If this passage is new to you, too, I hope it brings a smile.
I am continuing writing every morning before I start work for the day. I talked about the simple habit stack I’ve put in place in Episode 484. I added something else to the stack this week in the form of turning on a playlist. A simple addition, and it seems to have slid into place quietly, as if always a part of the flow. Like most of you, I have tried to build many different habits through the years that haven’t taken root. Other habits, like my nightly drawing, are so enmeshed in my life and how I view, allocate, and use my time that they are simply a part of my day. I enjoy digging into why some routines work and some don’t, but in the early stages, I am willing to let things unfold, mysterious in some way. As I craft a routine and repeat it, I try not to overthink it or even to look at it too directly for fear it will run and hide. It’s been several weeks now that I've shown up each morning. I think I just started week four, which feels like a bit of a surprise. It feels good.
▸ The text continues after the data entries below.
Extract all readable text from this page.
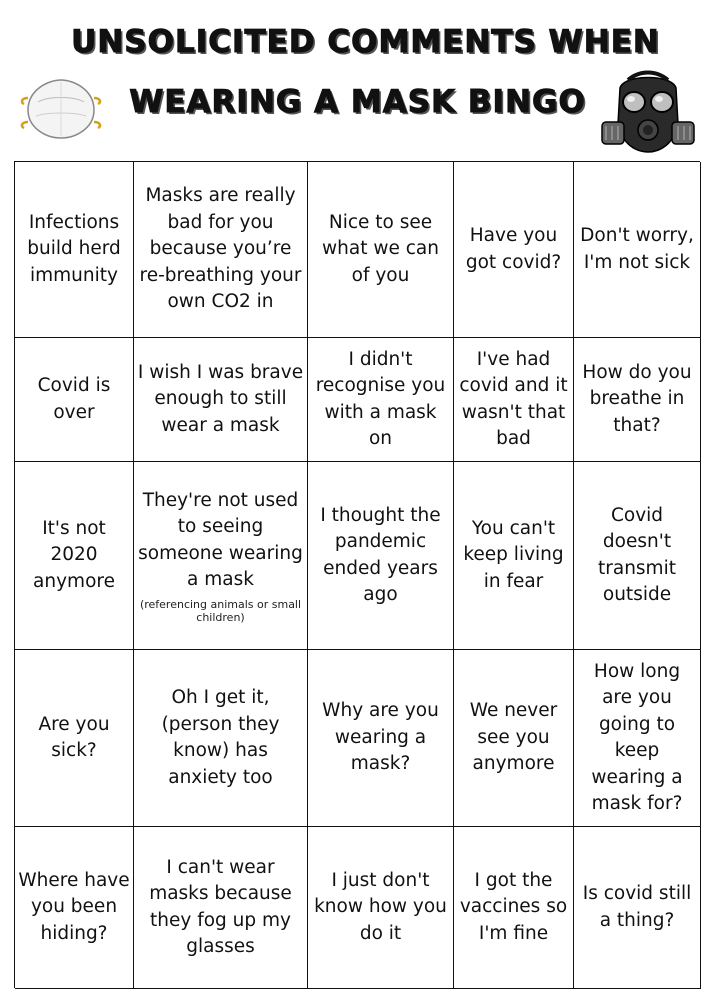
UNSOLICITED COMMENTS WHEN
WEARING A MASK BINGO
Infections build herd immunity
Masks are really bad for you because you’re re-breathing your own CO2 in
Nice to see what we can of you
Have you got covid?
Don't worry, I'm not sick
Covid is over
I wish I was brave enough to still wear a mask
I didn't recognise you with a mask on
I've had covid and it wasn't that bad
How do you breathe in that?
It's not 2020 anymore
They're not used to seeing someone wearing a mask
(referencing animals or small children)
I thought the pandemic ended years ago
You can't keep living in fear
Covid doesn't transmit outside
Are you sick?
Oh I get it, (person they know) has anxiety too
Why are you wearing a mask?
We never see you anymore
How long are you going to keep wearing a mask for?
Where have you been hiding?
I can't wear masks because they fog up my glasses
I just don't know how you do it
I got the vaccines so I'm fine
Is covid still a thing?
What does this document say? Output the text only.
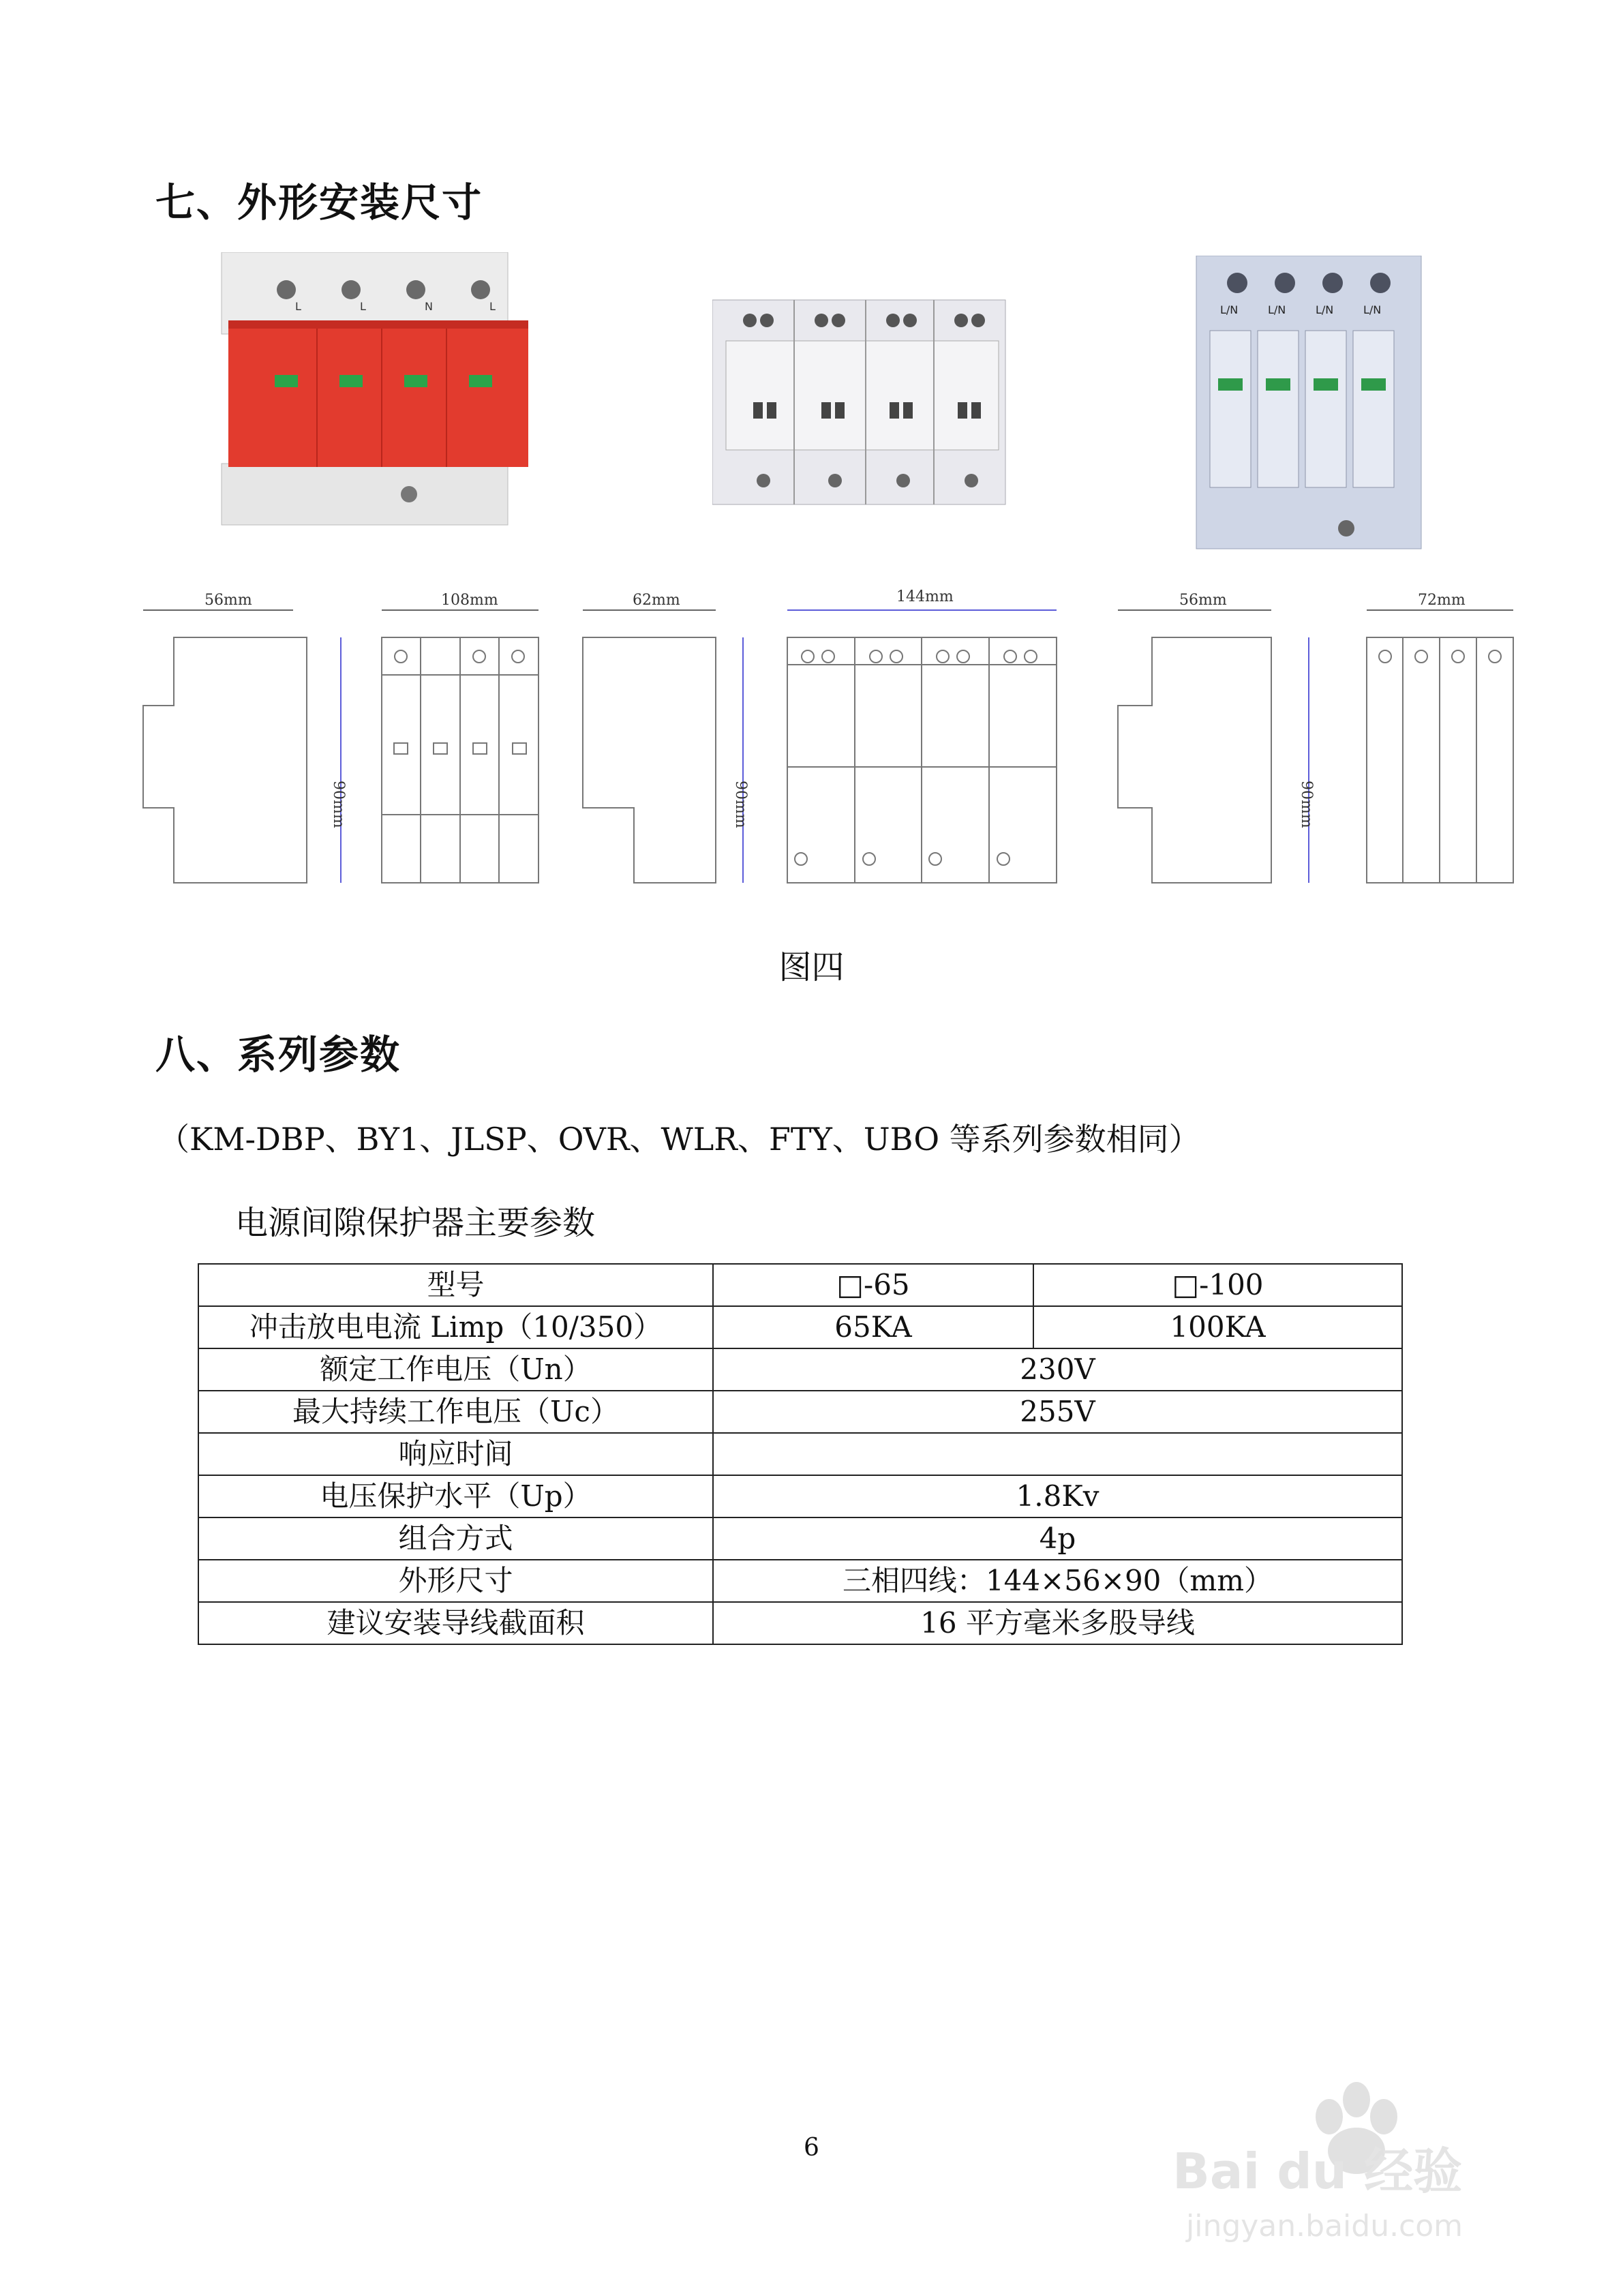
七、外形安装尺寸
L	L	N	L	L/N	L/N	L/N	L/N
56mm	108mm	62mm	144mm	56mm	72mm
90mm	90mm	90mm
图四
八、系列参数
（KM-DBP、BY1、JLSP、OVR、WLR、FTY、UBO 等系列参数相同）
电源间隙保护器主要参数
型号	□-65	□-100
冲击放电电流 Limp（10/350）	65KA	100KA
额定工作电压（Un）	230V	
最大持续工作电压（Uc）	255V	
响应时间		
电压保护水平（Up）	1.8Kv	
组合方式	4p	
外形尺寸	三相四线：144×56×90（mm）	
建议安装导线截面积	16 平方毫米多股导线	
6	Bai du 经验
jingyan.baidu.com
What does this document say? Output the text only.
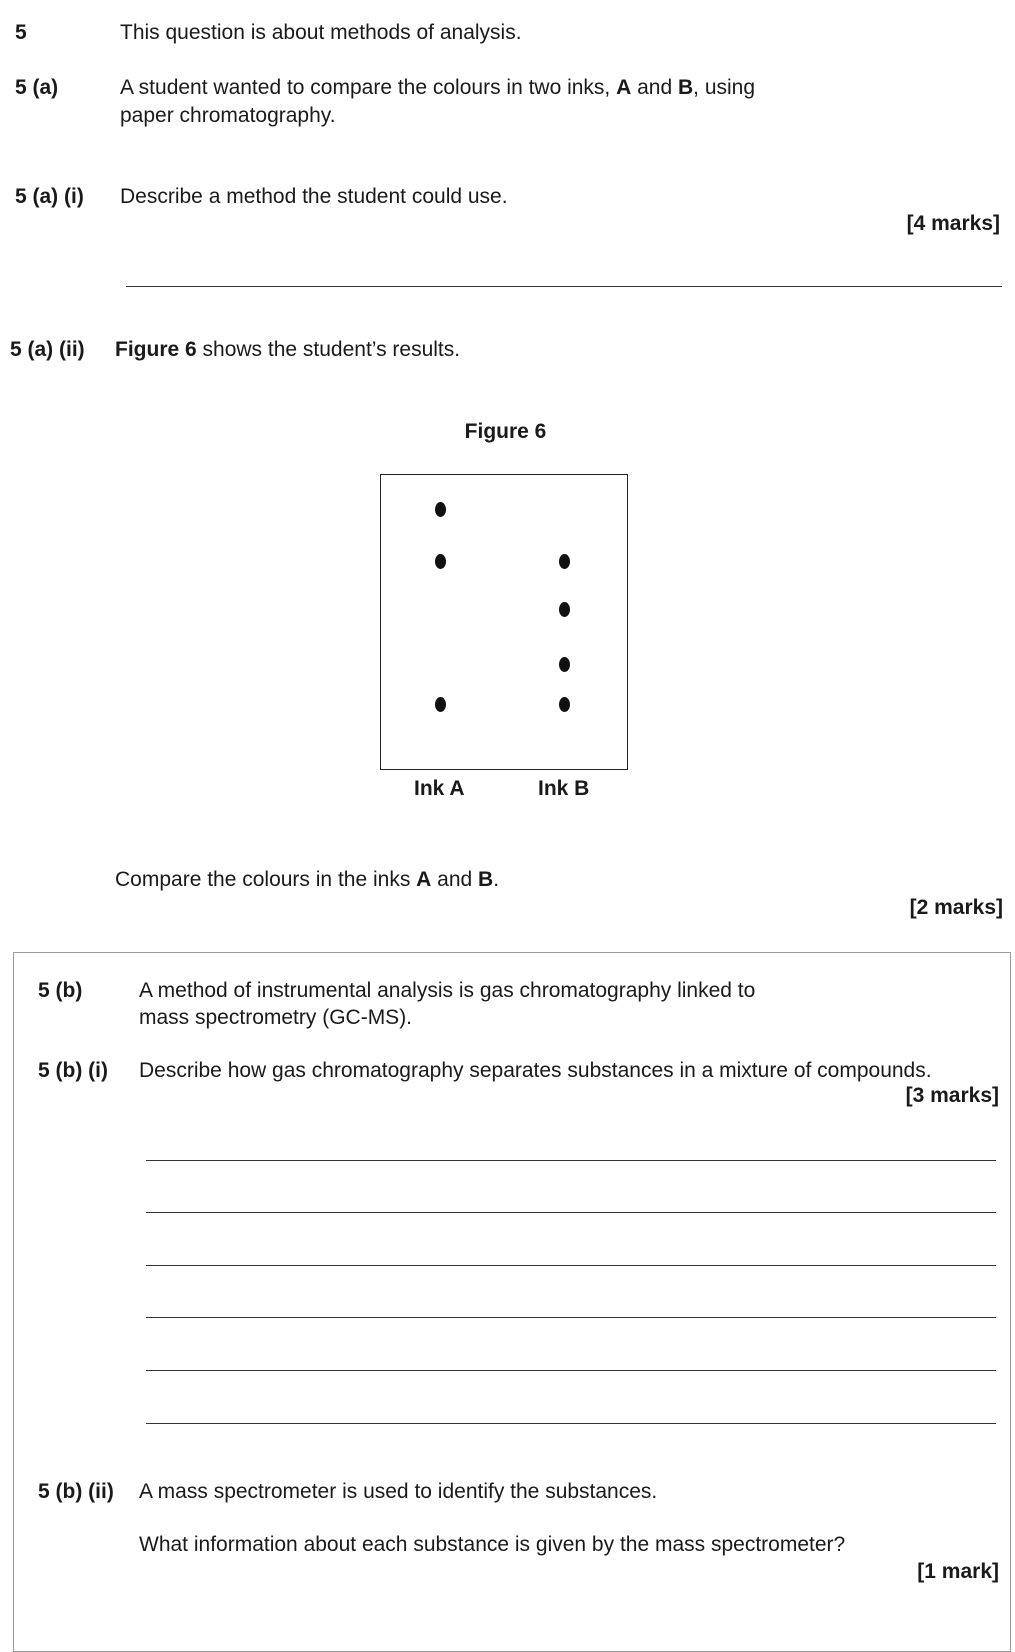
5	This question is about methods of analysis.
5 (a)	A student wanted to compare the colours in two inks, A and B, using
paper chromatography.
5 (a) (i) Describe a method the student could use.
[4 marks]
5 (a) (ii) Figure 6 shows the student’s results.
Figure 6
Ink A	Ink B
Compare the colours in the inks A and B.
[2 marks]
5 (b)	A method of instrumental analysis is gas chromatography linked to
mass spectrometry (GC-MS).
5 (b) (i) Describe how gas chromatography separates substances in a mixture of compounds.
[3 marks]
5 (b) (ii) A mass spectrometer is used to identify the substances.
What information about each substance is given by the mass spectrometer?
[1 mark]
What habits are you working on building, and what steps are you taking to fit the habit(s) into your days?
Thank you for reading. Have a wonderful day.
Lovely writing! And I enjoyed immensely the two quotes. Also, being a Southerner with a family affinity for groundhogs, it was surprising that I have never heard the ‘groundhogs making coffee’ saying before. I might need to add that to my repertoire. Thanks for a fun read!
So much of this resonates with me right now. Thank you Amy!